Lillian Cantrell was the opposite of her daughter—tiny and perfectly put together. Her face had been surgically enhanced, so she looked much younger than she could possibly be. Harry guessed she had to be around sixty.
Mrs.Cantrell held out her hand with an empty glass in it; a waiter appeared from nowhere to take it as Mallory and her mother argued. Harry sat, caught like a bunny rabbit in this dysfunctional family trap.
Just as the waiter returned with the drink, Mallory huffed away, incensed by something her mother had said, leaving Harry there. “Well,” he said. “I should—”
“Stay right there,” Mrs.Cantrell commanded, then paused to sip her drink. “Too sweet,” she said, and held it out to the waiter.
It was forty-five minutes before Harry could extract himself from Mrs.Cantrell, who was determined to relate her recent experience at bridge club, at which Debra Pressley had condescended to the entire group by explaining how to play.Towomen who had been playing for forty years.Mrs.Cantrell had emphasized that more than once. Harry was desperately trying to think of a polite way out of this, but fortunately, the little dog beside her was apparently real, because it suddenly leapt up, barking and racing for something in the woods, and in the course of doing so, knocked Mrs.Cantrell’s glass from the arm of her throne, which resulted in a flurry of activity that gave him the means of escape.
He headed down the decks two steps at a time, looking for Lola and a drink, but not finding her anywhere in the crowd.

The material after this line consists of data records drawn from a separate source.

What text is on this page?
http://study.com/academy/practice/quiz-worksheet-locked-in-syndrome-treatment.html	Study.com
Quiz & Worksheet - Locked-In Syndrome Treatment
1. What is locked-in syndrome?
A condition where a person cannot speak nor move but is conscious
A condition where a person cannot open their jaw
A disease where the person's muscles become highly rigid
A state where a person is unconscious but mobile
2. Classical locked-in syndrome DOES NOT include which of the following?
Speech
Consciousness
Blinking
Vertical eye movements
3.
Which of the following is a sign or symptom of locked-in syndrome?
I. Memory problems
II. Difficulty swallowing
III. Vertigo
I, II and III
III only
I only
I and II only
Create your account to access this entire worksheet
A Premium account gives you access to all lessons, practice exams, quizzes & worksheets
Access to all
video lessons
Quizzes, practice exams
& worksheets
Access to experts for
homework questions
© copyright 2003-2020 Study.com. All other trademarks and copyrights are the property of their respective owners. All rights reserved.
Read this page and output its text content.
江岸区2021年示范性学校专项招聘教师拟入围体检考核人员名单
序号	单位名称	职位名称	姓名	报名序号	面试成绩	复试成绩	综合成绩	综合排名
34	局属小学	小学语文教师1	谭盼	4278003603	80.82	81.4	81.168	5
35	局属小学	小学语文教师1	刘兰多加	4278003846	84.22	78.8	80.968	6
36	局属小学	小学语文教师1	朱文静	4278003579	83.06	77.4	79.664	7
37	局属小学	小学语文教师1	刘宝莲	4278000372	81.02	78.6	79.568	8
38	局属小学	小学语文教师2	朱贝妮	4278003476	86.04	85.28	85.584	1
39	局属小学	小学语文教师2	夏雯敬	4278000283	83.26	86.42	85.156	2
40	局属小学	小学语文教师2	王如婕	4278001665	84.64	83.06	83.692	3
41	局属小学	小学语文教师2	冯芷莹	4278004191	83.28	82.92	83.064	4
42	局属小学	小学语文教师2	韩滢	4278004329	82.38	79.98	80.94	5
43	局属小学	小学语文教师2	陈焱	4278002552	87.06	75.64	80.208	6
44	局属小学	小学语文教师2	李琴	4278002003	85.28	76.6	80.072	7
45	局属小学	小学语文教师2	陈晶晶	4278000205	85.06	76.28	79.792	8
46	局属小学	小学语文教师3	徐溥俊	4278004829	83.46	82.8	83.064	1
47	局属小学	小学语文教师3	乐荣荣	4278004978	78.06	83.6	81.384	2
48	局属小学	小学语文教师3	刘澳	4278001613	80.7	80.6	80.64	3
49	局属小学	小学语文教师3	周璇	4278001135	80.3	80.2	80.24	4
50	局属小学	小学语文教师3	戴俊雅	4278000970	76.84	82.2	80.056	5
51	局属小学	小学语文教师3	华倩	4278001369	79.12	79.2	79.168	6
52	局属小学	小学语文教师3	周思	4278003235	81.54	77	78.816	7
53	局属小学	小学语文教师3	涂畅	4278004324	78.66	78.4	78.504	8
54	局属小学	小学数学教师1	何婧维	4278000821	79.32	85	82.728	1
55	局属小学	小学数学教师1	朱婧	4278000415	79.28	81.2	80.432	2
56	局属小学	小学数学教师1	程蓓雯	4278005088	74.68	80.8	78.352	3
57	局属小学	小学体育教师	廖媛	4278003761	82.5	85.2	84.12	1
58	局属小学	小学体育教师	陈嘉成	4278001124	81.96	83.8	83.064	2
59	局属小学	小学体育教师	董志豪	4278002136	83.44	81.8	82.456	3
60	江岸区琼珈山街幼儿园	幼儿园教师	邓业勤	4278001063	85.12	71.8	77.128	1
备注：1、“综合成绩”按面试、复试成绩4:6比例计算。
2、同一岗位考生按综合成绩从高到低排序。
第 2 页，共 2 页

He must have wandered around for another quarter of an hour before he spotted a flash of green and silky strawberry blonde hair on the dock. She was dancing with the man Harry had met in his pool. Roland? Nolan? They were holding each other loosely, sort of swaying this way and that. Lola’s shoes had come off, and she was still slightly taller than her partner.
Harry strolled along the edge of the dock, stepping over her shoes, and pausing only a few feet from her. Her dance partner was laughing, and suddenly twirled her around so that Lola spotted him.
“Oh, hey,” she said. She tapped her partner on the shoulder.
“What?” he said, and looked in the direction Lola was looking. Nolan’s gaze did a quick up and down over Harry’s body, and he smiled.